2.ロボット知能ソフトウエアプラットフォームの開発
新規ロボット開発において、RTモジュールを選択し、組み合わせを可能とするためにはモジュール間のシステム仕様が共通化されていることが求められる。このためロボットのシステム設計や動作を共通化する必要がある。本プロジェクトでは、前記のRTモジュールの開発と並行して、ロボットの開発を支援するための共通基盤となるソフトウエアプラットフォームの開発を行う。このソフトウエアプラットフォーム上で開発することにより、RTモジュールの組み合わせ、動作シミュレーションなどを効率的に行うことができるようになる。
3.開発技術の有効性検証
さらに、開発したRTモジュールを実証用ロボットに搭載して行う機能・性能の検証、ソフトウエアプラットフォームの検証を行う。RTモジュールやプラットフォームの開発者とは異なるメンバーで検証を行うことにより、機能・仕様の抜け防止が図られるとともに、それぞれの完成度を効率的に高めることが可能となる。
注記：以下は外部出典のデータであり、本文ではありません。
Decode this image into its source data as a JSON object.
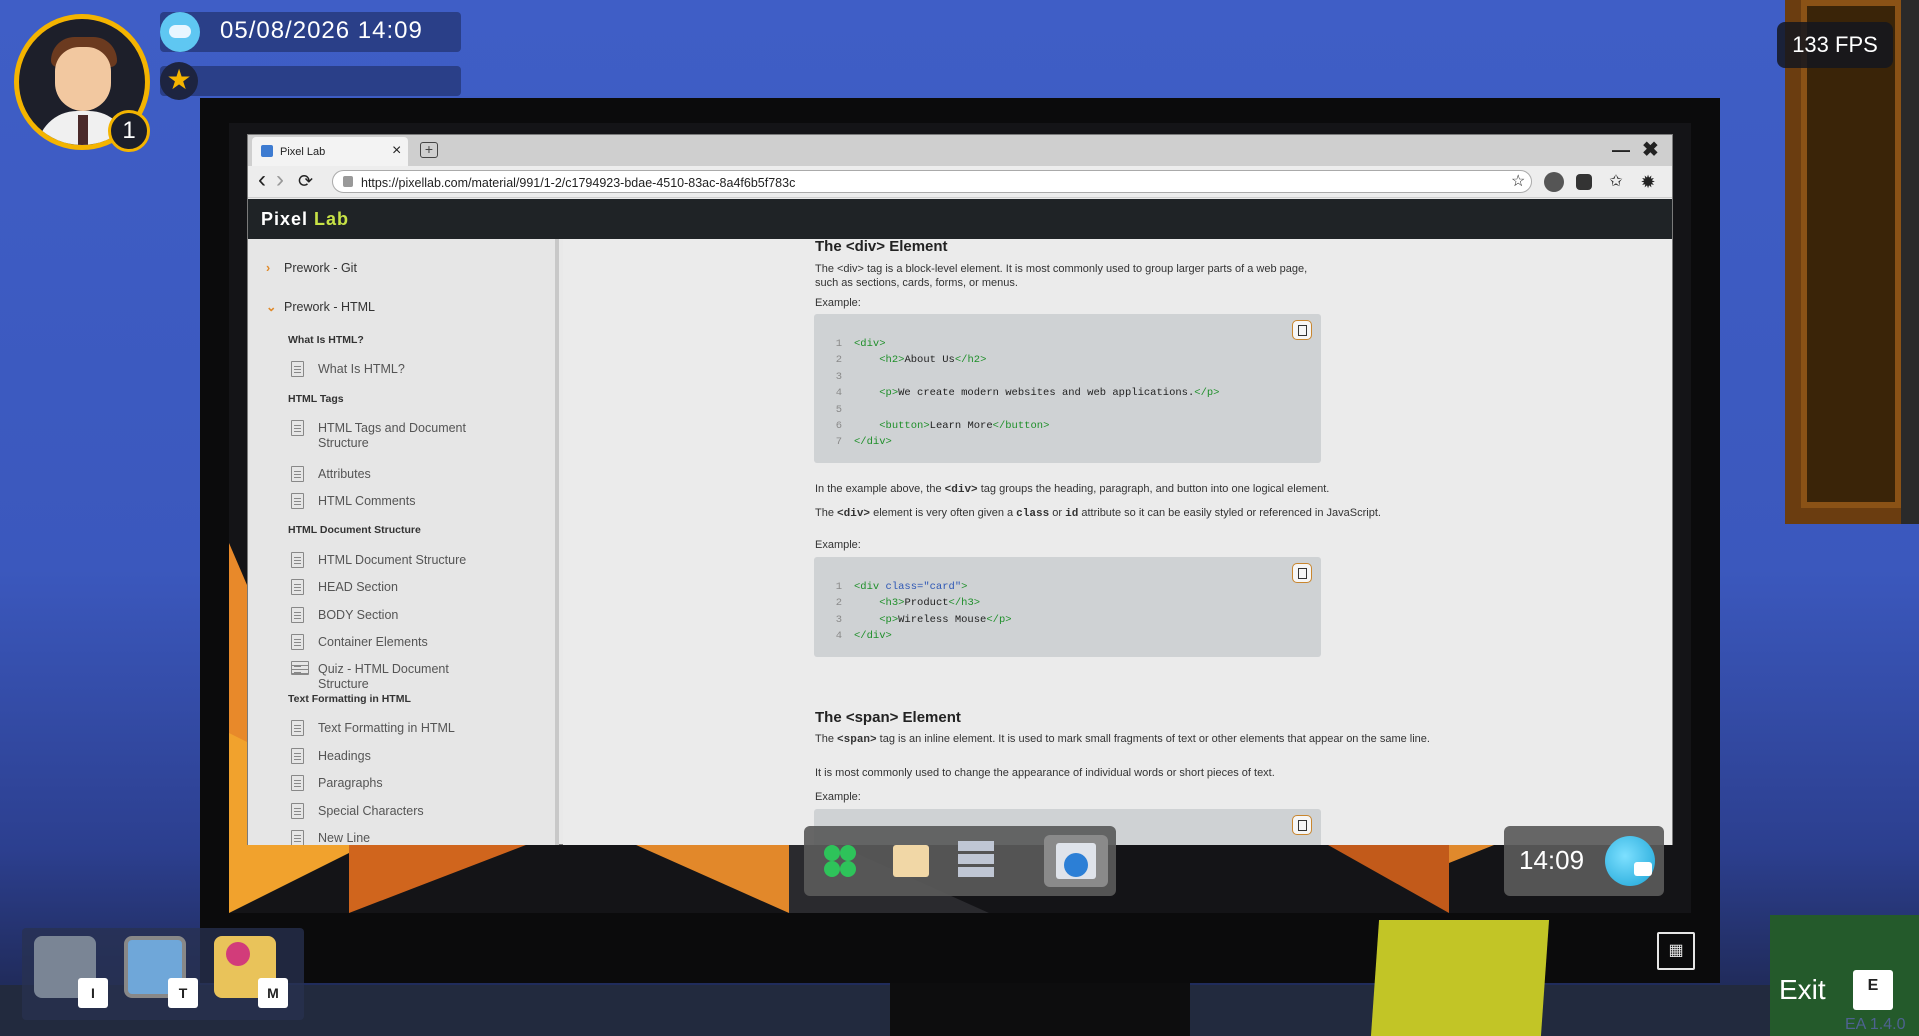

開発された知能モジュールおよびソフトウエアプラットフォームはプロジェクトに参画する関係者のみならず、国内外のロボット関連産業へ積極的に提供していく。さらに施設内生活支援ロボットや作業ロボットなど、実際の生活環境にも適用可能な知能モジュールを目指す。こうした汎用的なモジュールを開発していくことで、必要な部品を迅速かつ低コストで得ることが可能となり、高性能なロボットを安価で開発することができるようになるだけでなく、ロボット市場の拡大、さらには、ロボット市場が我が国の基幹産業のひとつに成長していくことが期待される。
RTミドルウエアの詳細は、下記オフィシャルホームページを参照。
http://www.openrtm.org/
また、国際ロボット展(iREX)の併催事業としてロボットビジネス推進協議会殿および独立行政法人産業技術総合研究所の共同主催による「iREX2009 RTミドルウェア講習会」(2009年11月27日)が開催される。詳細は前記RTミドルウエアのオフィシャルホームページ。
おわりに
本稿では、NEDOにおける機械システム技術に関する主な取り組みと、ロボットプロジェクトの1つを紹介した。次号以降では、「先行用途開発」分野のロボットプロジェクトとMEMS分野のプロジェクトを紹介する。今回の連載を通じて、自律的かつ高度な研究マネジメントと、柔軟かつ機動的な制度運用により、NEDOが我が国の国際競争力の強化に貢献している取り組みを少しでも実感していただけたらと期待している。